No one could possibly understand me
Mine is different.
Mine is worse
Mine isn’t as bad
Mine is too new
Mine has been there for years
I don’t like talking about it
I need to always talk about it
He was old so it’s different
She was young so it’s different.
I used to think it was grief that separated me from the rest of the world. The thing that made me someone no one could love, or someone who couldn’t love others. I used to think that my desire to be with the dead tore me completely from the living.
I thought that it was a lost war for someone to try and get to know all of the pieces that I have become.
As I move forward (and sometimes backwards) and as I get to know my grief as intimately as I would a partner, I start to feel that draw back to the warm blooded.

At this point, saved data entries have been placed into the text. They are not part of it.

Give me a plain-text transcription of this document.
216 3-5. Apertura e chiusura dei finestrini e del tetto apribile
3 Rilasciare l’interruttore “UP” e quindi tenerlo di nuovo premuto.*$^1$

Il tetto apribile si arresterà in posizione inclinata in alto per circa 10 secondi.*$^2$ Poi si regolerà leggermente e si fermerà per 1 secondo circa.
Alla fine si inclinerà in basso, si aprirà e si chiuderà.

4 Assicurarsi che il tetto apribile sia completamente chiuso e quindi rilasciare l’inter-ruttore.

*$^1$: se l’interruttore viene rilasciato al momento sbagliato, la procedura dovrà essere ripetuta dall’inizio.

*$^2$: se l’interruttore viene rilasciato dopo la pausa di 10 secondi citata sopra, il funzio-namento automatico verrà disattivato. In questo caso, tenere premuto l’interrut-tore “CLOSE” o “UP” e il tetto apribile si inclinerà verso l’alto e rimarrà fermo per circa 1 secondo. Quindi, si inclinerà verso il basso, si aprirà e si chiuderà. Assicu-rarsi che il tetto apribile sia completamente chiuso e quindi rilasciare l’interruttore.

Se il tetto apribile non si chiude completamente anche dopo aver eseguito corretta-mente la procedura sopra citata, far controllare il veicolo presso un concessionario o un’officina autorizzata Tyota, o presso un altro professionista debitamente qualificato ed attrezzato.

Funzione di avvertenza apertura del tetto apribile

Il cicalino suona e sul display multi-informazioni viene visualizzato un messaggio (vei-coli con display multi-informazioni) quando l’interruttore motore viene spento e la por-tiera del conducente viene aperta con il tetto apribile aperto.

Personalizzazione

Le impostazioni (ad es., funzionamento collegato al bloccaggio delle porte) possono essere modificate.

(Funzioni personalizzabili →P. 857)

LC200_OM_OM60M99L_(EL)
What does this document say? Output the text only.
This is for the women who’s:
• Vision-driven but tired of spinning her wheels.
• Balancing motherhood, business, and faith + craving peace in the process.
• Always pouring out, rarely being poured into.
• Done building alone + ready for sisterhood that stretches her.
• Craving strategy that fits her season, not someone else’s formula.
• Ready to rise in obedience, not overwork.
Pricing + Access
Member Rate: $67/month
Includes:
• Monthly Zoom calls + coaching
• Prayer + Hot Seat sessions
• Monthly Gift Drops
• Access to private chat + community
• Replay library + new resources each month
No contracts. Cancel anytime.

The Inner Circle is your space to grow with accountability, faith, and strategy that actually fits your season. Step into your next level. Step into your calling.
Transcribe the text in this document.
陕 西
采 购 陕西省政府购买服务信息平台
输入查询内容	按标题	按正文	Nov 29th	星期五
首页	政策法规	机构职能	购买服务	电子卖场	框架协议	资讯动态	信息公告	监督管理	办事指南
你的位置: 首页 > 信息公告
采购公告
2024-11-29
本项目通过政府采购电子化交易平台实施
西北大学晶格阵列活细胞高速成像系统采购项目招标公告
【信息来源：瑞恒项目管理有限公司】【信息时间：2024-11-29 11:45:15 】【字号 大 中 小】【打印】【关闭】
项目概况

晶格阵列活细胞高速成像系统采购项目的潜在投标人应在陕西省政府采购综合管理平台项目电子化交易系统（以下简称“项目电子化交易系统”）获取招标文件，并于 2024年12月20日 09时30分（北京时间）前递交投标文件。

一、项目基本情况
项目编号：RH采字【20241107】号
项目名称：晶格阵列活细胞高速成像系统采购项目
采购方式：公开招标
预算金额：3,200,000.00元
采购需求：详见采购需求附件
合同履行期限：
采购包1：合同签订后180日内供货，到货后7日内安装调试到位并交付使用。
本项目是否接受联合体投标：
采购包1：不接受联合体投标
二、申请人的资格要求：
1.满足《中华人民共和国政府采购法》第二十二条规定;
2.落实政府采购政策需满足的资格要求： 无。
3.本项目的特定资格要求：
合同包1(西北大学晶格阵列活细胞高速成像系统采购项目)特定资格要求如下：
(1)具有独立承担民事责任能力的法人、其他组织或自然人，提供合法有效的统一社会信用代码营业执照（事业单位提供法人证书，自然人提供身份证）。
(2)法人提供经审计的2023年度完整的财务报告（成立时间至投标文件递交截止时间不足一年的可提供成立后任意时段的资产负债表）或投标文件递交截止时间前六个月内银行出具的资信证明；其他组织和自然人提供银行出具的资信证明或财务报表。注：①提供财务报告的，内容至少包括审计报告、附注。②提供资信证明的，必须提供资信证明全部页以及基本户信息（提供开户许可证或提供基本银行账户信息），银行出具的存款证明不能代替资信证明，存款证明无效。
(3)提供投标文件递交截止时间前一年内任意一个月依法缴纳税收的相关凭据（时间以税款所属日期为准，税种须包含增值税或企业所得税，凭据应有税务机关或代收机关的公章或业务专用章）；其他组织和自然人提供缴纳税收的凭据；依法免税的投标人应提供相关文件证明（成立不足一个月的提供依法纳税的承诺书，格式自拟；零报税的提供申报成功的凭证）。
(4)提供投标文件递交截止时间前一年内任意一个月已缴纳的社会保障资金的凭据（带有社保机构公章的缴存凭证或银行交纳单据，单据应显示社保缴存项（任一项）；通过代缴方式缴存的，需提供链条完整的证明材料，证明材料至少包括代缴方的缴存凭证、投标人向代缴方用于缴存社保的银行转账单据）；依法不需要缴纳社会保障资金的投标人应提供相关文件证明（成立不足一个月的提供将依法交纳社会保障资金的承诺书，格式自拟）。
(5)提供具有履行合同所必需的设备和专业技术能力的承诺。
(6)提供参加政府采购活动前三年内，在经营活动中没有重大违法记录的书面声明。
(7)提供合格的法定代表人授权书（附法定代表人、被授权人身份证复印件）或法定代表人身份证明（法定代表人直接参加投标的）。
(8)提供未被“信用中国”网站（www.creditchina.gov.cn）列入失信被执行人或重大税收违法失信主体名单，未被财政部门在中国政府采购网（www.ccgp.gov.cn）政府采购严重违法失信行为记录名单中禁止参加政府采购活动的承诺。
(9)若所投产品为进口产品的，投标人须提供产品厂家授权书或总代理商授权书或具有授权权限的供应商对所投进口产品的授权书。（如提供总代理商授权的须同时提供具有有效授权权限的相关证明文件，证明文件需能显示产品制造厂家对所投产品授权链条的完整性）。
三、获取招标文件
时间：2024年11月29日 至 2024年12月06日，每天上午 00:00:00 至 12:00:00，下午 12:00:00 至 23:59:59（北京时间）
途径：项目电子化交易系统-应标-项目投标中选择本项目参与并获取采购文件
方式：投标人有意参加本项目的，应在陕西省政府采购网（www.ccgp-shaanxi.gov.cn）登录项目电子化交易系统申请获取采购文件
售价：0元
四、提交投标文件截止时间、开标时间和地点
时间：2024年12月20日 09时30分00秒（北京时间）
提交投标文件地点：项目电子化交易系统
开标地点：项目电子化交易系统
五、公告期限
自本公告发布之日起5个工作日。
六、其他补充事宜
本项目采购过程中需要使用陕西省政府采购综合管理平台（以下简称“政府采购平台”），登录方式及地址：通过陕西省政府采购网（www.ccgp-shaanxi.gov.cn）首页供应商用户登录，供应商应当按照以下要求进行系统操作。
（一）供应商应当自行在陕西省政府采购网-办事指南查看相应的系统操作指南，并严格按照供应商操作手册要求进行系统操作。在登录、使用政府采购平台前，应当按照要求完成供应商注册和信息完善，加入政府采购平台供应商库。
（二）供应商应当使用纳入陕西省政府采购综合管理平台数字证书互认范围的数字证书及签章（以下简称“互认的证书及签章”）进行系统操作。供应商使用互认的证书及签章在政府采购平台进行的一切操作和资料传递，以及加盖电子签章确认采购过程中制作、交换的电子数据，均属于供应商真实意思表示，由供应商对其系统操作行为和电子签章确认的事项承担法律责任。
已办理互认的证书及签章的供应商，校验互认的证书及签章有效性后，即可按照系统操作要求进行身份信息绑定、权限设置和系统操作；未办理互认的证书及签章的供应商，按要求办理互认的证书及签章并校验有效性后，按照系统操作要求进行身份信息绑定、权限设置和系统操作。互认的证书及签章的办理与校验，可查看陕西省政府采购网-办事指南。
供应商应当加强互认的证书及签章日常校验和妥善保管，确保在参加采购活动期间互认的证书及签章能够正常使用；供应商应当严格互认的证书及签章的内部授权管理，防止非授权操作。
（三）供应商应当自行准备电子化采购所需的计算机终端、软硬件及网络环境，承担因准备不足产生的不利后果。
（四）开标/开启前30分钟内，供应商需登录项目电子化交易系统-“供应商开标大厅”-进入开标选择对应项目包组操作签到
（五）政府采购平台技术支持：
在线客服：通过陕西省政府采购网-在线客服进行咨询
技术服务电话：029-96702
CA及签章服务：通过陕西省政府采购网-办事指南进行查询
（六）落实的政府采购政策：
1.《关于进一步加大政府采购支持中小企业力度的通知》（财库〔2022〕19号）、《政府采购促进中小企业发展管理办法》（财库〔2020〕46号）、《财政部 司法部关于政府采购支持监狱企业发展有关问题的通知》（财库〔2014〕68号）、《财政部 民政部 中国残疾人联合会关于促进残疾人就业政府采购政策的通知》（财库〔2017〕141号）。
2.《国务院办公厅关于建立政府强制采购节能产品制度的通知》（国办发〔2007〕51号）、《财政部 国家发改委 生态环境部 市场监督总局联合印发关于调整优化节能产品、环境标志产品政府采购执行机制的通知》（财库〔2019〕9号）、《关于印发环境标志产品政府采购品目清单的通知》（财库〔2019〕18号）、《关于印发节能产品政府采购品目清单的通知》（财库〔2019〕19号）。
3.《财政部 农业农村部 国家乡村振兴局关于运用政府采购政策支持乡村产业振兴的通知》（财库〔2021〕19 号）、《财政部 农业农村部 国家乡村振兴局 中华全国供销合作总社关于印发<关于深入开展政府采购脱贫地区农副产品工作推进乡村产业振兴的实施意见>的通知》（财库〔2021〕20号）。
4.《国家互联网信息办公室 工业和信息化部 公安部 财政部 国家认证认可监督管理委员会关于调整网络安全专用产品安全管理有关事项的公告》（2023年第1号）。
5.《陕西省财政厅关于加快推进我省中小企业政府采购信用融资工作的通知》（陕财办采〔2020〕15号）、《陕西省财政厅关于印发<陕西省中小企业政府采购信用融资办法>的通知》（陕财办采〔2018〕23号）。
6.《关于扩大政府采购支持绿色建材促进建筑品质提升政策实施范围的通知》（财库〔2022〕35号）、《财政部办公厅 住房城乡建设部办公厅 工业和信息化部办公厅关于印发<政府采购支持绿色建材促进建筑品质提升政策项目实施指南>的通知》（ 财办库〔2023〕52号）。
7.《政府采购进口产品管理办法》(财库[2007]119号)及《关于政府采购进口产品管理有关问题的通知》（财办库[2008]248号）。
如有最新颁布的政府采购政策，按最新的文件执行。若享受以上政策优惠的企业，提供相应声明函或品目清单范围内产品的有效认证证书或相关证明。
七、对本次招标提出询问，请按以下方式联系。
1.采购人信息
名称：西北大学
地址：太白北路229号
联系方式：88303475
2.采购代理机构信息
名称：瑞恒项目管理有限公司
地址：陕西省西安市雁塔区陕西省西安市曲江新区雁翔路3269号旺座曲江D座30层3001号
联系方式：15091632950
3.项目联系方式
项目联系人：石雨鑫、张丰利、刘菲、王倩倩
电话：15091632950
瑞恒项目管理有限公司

When I started this blog, it was about me. It was my journey through a grief no one could understand. It was my way of coping, my therapy, my vice. I was learning about myself, I was learning about my pain, but what I didn’t know was that I was also learning about you and I was learning about yours too. Though comments, shares, emails and private messages I have learned more about who you are. I have learned more about your struggles, your coping, your heart, your pieces. And with each connection I understand myself a little better too. If I think that your pieces are worth the effort ( tenfold ) then maybe mine are too. If I see the beauty behind your broken, the depth that makes you who you are, maybe someone will be able to see that in me.
We are not so different, you and I. It is our loss that drives us to connect, even when we think connecting is the last thing we want to do. Our souls are searching for each other, for someone else who finds a way to do the things that we still can’t. We are searching to find someone who can speak our thoughts because our mouths open but words wont come out and to find someone who is walking the path in front of us so they can scream out words of warning when something jumps out from the darkness that surrounds us.
We are not so different, you and I.
So to my brothers and sisters in grief, I say this:
I understand you. Even if you don’t want to be understood.
Our grief may be different in nature, but it is the same in our hearts
I know that you sometimes feel like you are alone on a sinking life boat in the middle of a raging ocean, and sometimes thats exactly where you want to be, but whether you like it or not, I am the life boat. I know it may seem like we are sinking, but sometimes the water below us gets to be too much for me too, and so I let some in, but I promise that I will not let you sink, because there is someone who is the lifeboat for me, and they wont let me sink either.
If you need to be alone. Be alone. But know I am there.
If you need to be surrounded, ask me to surround you.
I will not hold you to anything, because being accountable when grieving is really, really hard. Wanna hang out? Chat? Facetime? Call? Change your mind 5 minutes later? Totally cool, we can try again tomorrow.
Simply, forcefully and sympathetically; SAME. Me too. it’s complete shit, right?
It’s easy to label us and say “the fear of connection is a direct result from the fear of losing again.” but I don’t think that’s true. I think the fear of connection, when someone is grieving(in any way, for anything), is a direct result of not understanding your grief. If I don’t understand my grief, how can I explain it? If I don’t understand my own grief, how can I begin to understand someone else’s. I think we feel like we need to have the answers before we ask the questions. Like we need to be able to let everyone know that we are doing fine before we have even told them we are struggling. We all feel like we need to be the glorious, heart warming “and I can still feel them surrounding me as I move through this earth, enjoying each moment as they come and never forgetting to say thank you to those watching from above-The End” to the story instead of the chapter full of pain and hopelessness and ugliness and despair, before we let someone read our book.
Open up your pages.
You do not have to over come before we decide to embrace one another. You do not have to have the answers to the questions that will inevitably be asked.
“I don’t know” is powerful in it’s honesty and courageous in its acknowledgement.
“I am not okay” is the silent swing of a wrecking ball as it barrels toward the walls we think protect us.
You are not alone.
If we all stand in a circle and link arms. If we bend forward letting all of our grief equally disperse onto the backs of the masses, we will bear it together. We will hold up longer and we will move together as one entity sheltering, embracing, and carrying the load that this world has put on us.
but we will not do it alone.
You will not do it alone.
I use to think grief was what separated me from the rest of the world, and now I know it is what makes me a living, breathing, bleeding part of it.
Live, breathe and bleed with me.
I gotchu, babe.
Chelsey xo
Such a beautiful post. My mom has been a fan of your blog for quite some time and mentioned you to me often. She sent me a link to “Adirondack Lessons” not so long ago noting your writing style reminded her of mine. Upon reading the post I was incredibly complimented by my mom’s comparison. I subscribed right after. You’re voice is very much needed in the great big here.